Baked Chicken topped w/ Greek Salsa
Pan-roasting — searing on the stove top, then finishing in the oven — is the ideal way to cook bone-in chicken breasts. Sauté them for color, then move to the oven to slowly roast in their own juices. This way they develop flavor without drying out.
FOR THE CHICKEN, SAUTÉ:
FOR THE SALSA, COMBINE:
- 6 bone-in chicken breasts, skin removed, seasoned with salt and black pepper (6–8 oz. each) NOTE: I used chicken thighs
- 2 Tbsp. olive oil
- 2 lemons, cut into wedges
- 8 oz. feta cheese, crumbled
- 2 cups halved grape or cherry tomatoes
- ½ cup pitted and halved kalamata olives
- ½ cup fresh lemon juice
- ½ cup extra-virgin olive oil
- ½ cup chopped fresh flat-leaf parsley
- 2 Tbsp. chopped fresh oregano
- 1 Tbsp Honey
- Black pepper to taste
Paired with Vina Robles Viognier
Cuisine at Home Issue 74 April 2009
- Preheat oven to 450° with racks in top and bottom positions.

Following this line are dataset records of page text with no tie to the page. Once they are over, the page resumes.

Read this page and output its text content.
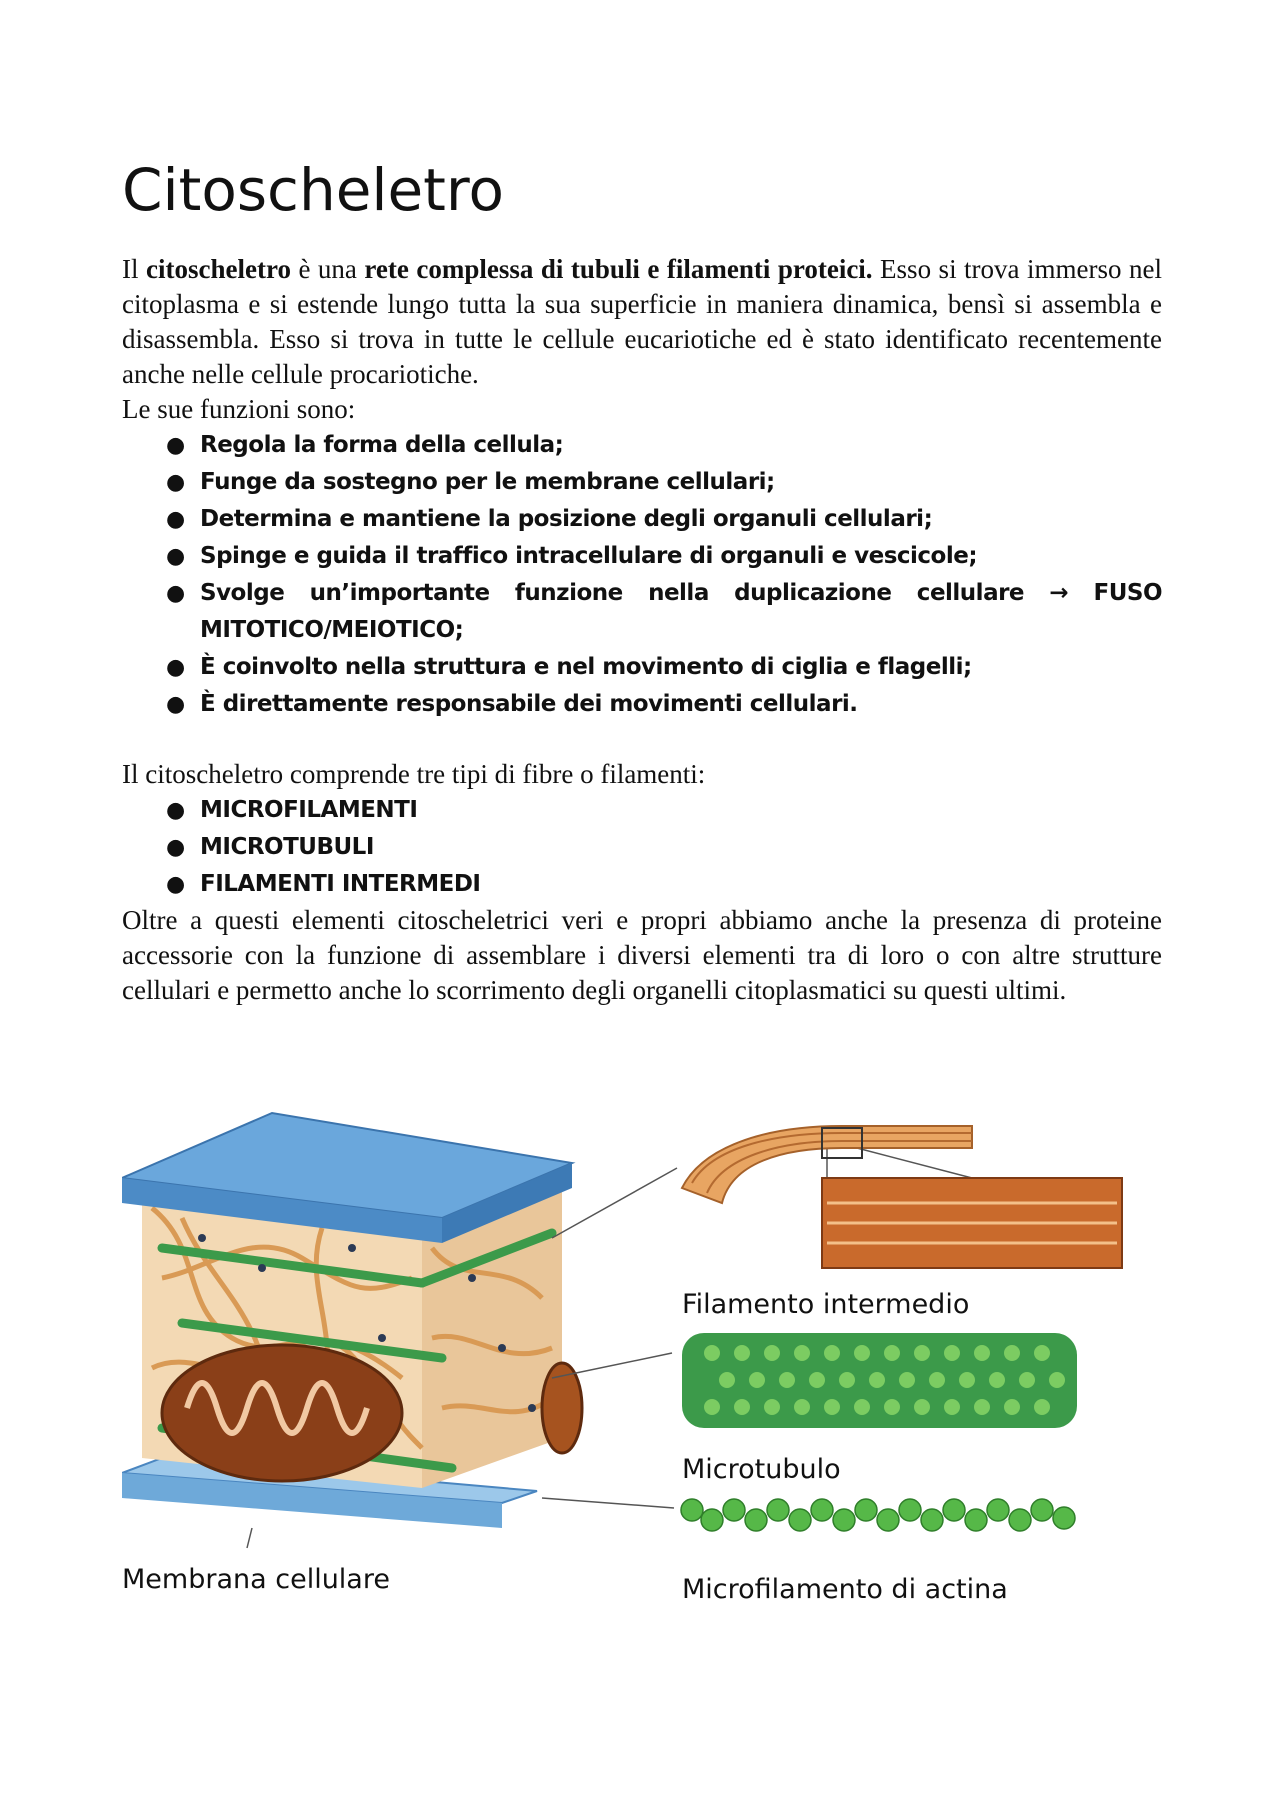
Citoscheletro

Il citoscheletro è una rete complessa di tubuli e filamenti proteici. Esso si trova immerso nel citoplasma e si estende lungo tutta la sua superficie in maniera dinamica, bensì si assembla e disassembla. Esso si trova in tutte le cellule eucariotiche ed è stato identificato recentemente anche nelle cellule procariotiche.

Le sue funzioni sono:

● Regola la forma della cellula;
● Funge da sostegno per le membrane cellulari;
● Determina e mantiene la posizione degli organuli cellulari;
● Spinge e guida il traffico intracellulare di organuli e vescicole;
● Svolge un’importante funzione nella duplicazione cellulare → FUSO MITOTICO/MEIOTICO;
● È coinvolto nella struttura e nel movimento di ciglia e flagelli;
● È direttamente responsabile dei movimenti cellulari.

Il citoscheletro comprende tre tipi di fibre o filamenti:

● MICROFILAMENTI
● MICROTUBULI
● FILAMENTI INTERMEDI

Oltre a questi elementi citoscheletrici veri e propri abbiamo anche la presenza di proteine accessorie con la funzione di assemblare i diversi elementi tra di loro o con altre strutture cellulari e permetto anche lo scorrimento degli organelli citoplasmatici su questi ultimi.

Filamento intermedio
Microtubulo
Membrana cellulare	Microfilamento di actina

- Sauté chicken in oil in a large roasting pan over medium-high heat until browned, about 5-8 minutes. Flip chicken and squeeze lemons over browned side, then nestle lemons around chicken in pan. Roast chicken on top rack until an instant-read thermometer inserted into the thickest part registers 170°, about 45 minutes.
- For the salsa, combine feta, tomatoes, olives, lemon juice, ½ cup oil, parsley, honey and oregano in a large bowl; season with pepper. Serve chicken with salsa and lemon wedges.